Finding no reversible error, we overrule the second point of error.
MISSTATING OF THE EVIDENCE
In his third point of error, J.L.R. argues the prosecution misstated the
evidence during its opening statement and closing argument. Specifically, he
seems to complain that the prosecution asserted he had a history of starting
fires, but there was no evidence to support this assertion. J.L.R. did not make
this objection at the hearing; therefore, any error is waived. See Tex.R.App.P.
33.1(a); In re C.L., 930 S.W.2d 935, 937 (Tex.App.--Houston [14th Dist.] 1996,
no writ); see also Valencia v. State, 946 S.W.2d 81, 82- 83 (Tex.Crim.App.1997).
We also note that, contrary to J.L.R.'s argument, there was evidence to support
the prosecution's assertion. J.L.R.'s probation officer testified that two
people who had worked on J.L.R.'s case told him that J.L.R. had a history of
starting fires when he was younger. Although J.L.R. argues on appeal that this
testimony was hearsay, this argument is waived because it was not made at the
disposition hearing. See Tex.R.App.P. 33.1(a); In re K.P.S., 840 S.W.2d 706, 709
(Tex .App.--Corpus Christi 1992, no writ) (holding that to preserve error for
appeal, an objection must be made before the evidence is admitted). We overrule
the third point of error.
GANG TESTIMONY
In his fourth point of error, J.L.R. argues the trial court erred by admitting
evidence that he was a gang member because admission of the evidence violated
his right to free association. J.L.R. failed to object each time a reference was
made to his gang membership, and when he did object, he did not object on the
basis of his right to free association. Accordingly, any error is waived. See
Tex.R .App.P. 33.1(a); In re G.M.P., 909 S.W.2d 198, 205-06 (Tex.App.--Houston
[14th Dist.] 1995, no writ). We overrule the fourth point of error.
FAILURE TO INFORM REGARDING SEALING RECORDS
In his fifth point of error, J.L.R. argues the trial court erred by failing to
inform him of the procedures for sealing his juvenile record. The Family Code
provides that at the conclusion of a disposition hearing, the court must inform
the juvenile of the procedures for the sealing of juvenile records. See
Tex.Fam.Code Ann. § 54.04(h)(2) (Vernon Supp.2000).

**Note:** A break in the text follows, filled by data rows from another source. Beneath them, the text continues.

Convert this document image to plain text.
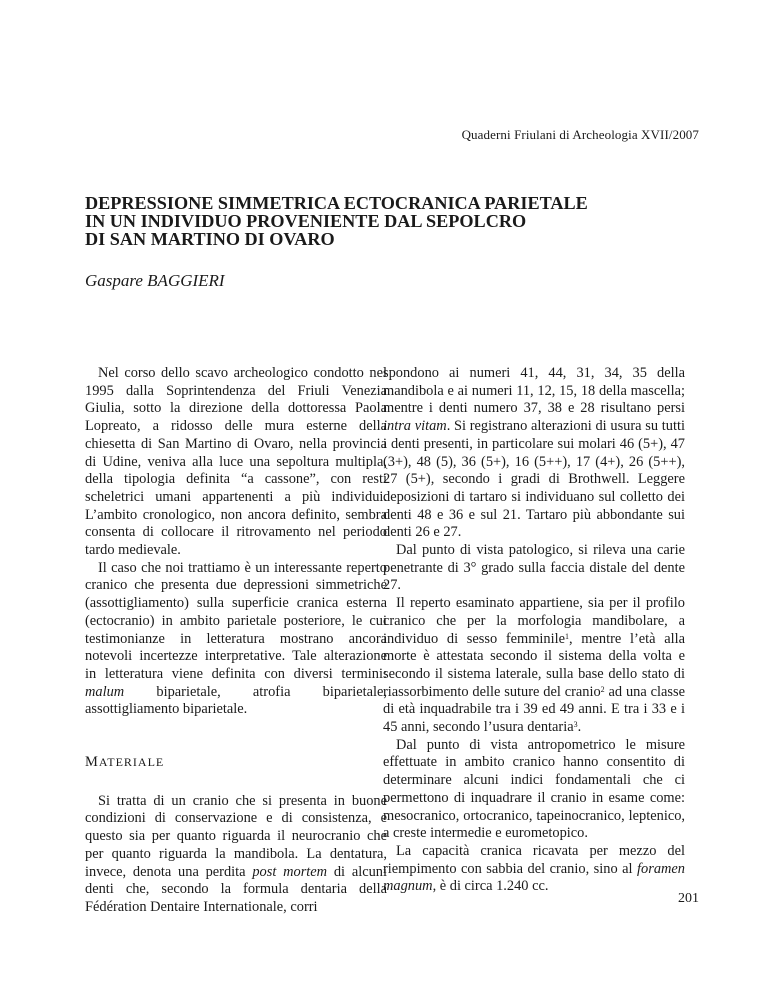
Quaderni Friulani di Archeologia XVII/2007
DEPRESSIONE SIMMETRICA ECTOCRANICA PARIETALE
IN UN INDIVIDUO PROVENIENTE DAL SEPOLCRO
DI SAN MARTINO DI OVARO
Gaspare BAGGIERI

Nel corso dello scavo archeologico condotto nel 1995 dalla Soprintendenza del Friuli Venezia Giulia, sotto la direzione della dottoressa Paola Lopreato, a ridosso delle mura esterne della chiesetta di San Martino di Ovaro, nella provincia di Udine, veniva alla luce una sepoltura multipla, della tipologia definita “a cassone”, con resti scheletrici umani appartenenti a più individui. L’ambito cronologico, non ancora definito, sembra consenta di collocare il ritrovamento nel periodo tardo medievale.

Il caso che noi trattiamo è un interessante reperto cranico che presenta due depressioni simmetriche (assottigliamento) sulla superficie cranica esterna (ectocranio) in ambito parietale posteriore, le cui testimonianze in letteratura mostrano ancora notevoli incertezze interpretative. Tale alterazione in letteratura viene definita con diversi termini: malum biparietale, atrofia biparietale, assottigliamento biparietale.

MATERIALE

Si tratta di un cranio che si presenta in buone condizioni di conservazione e di consistenza, e questo sia per quanto riguarda il neurocranio che per quanto riguarda la mandibola. La dentatura, invece, denota una perdita post mortem di alcuni denti che, secondo la formula dentaria della Fédération Dentaire Internationale, corri

spondono ai numeri 41, 44, 31, 34, 35 della mandibola e ai numeri 11, 12, 15, 18 della mascella; mentre i denti numero 37, 38 e 28 risultano persi intra vitam. Si registrano alterazioni di usura su tutti i denti presenti, in particolare sui molari 46 (5+), 47 (3+), 48 (5), 36 (5+), 16 (5++), 17 (4+), 26 (5++), 27 (5+), secondo i gradi di Brothwell. Leggere deposizioni di tartaro si individuano sul colletto dei denti 48 e 36 e sul 21. Tartaro più abbondante sui denti 26 e 27.

Dal punto di vista patologico, si rileva una carie penetrante di 3° grado sulla faccia distale del dente 27.

Il reperto esaminato appartiene, sia per il profilo cranico che per la morfologia mandibolare, a individuo di sesso femminile$^1$, mentre l’età alla morte è attestata secondo il sistema della volta e secondo il sistema laterale, sulla base dello stato di riassorbimento delle suture del cranio$^2$ ad una classe di età inquadrabile tra i 39 ed 49 anni. E tra i 33 e i 45 anni, secondo l’usura dentaria$^3$.

Dal punto di vista antropometrico le misure effettuate in ambito cranico hanno consentito di determinare alcuni indici fondamentali che ci permettono di inquadrare il cranio in esame come: mesocranico, ortocranico, tapeinocranico, leptenico, a creste intermedie e eurometopico.

La capacità cranica ricavata per mezzo del riempimento con sabbia del cranio, sino al foramen magnum, è di circa 1.240 cc.

201
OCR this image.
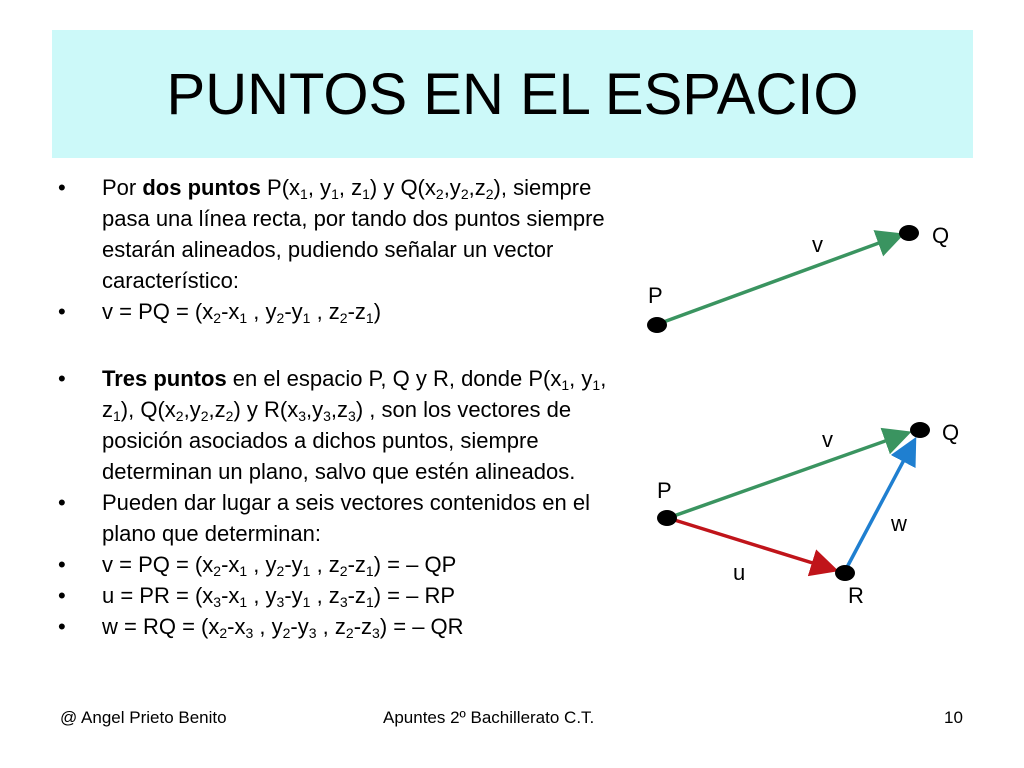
PUNTOS EN EL ESPACIO
•	Por dos puntos $P(x_1$, $y_1$, $z_1$) y $Q(x_2,y_2,z_2)$, siempre pasa una línea recta, por tando dos puntos siempre estarán alineados, pudiendo señalar un vector característico:
•	v = PQ = ($x_2-x_1$ , $y_2-y_1$ , $z_2-z_1$)
•	Tres puntos en el espacio P, Q y R, donde $P(x_1$, $y_1$, $z_1$), $Q(x_2,y_2,z_2)$ y $R(x_3,y_3,z_3)$ , son los vectores de posición asociados a dichos puntos, siempre determinan un plano, salvo que estén alineados.
•	Pueden dar lugar a seis vectores contenidos en el plano que determinan:
•	v = PQ = ($x_2-x_1$ , $y_2-y_1$ , $z_2-z_1$) = – QP
•	u = PR = ($x_3-x_1$ , $y_3-y_1$ , $z_3-z_1$) = – RP
•	w = RQ = ($x_2-x_3$ , $y_2-y_3$ , $z_2-z_3$) = – QR
P
Q
v
P
Q
R
v
u
w
@ Angel Prieto Benito	Apuntes 2º Bachillerato C.T.	10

We conclude that this failure was harmless error. We apply the civil harm
standard when reviewing the disposition phase of an indeterminate juvenile
sentencing proceeding. See In re D.V., 955 S.W.2d 379, 380 (Tex.App.--San
Antonio 1997, no pet.). Under the civil harm standard, an error requires
reversal only if it probably caused the rendition of an improper judgment or
probably prevented the appellant from properly presenting the case to this
court. See Tex.R.App.P. 44.1(a). The failure to inform J.L .R. of the procedure
for the sealing of his juvenile record could not have caused the rendition of an
improper judgment--the information has nothing to do with the merits of the case
and the failure to provide the information occurred after the court rendered its
disposition decision. Moreover, the failure to provide the information in no way
prevented J.L.R. from presenting the case to this court. Finding no reversible
error, we overrule the fifth point of error.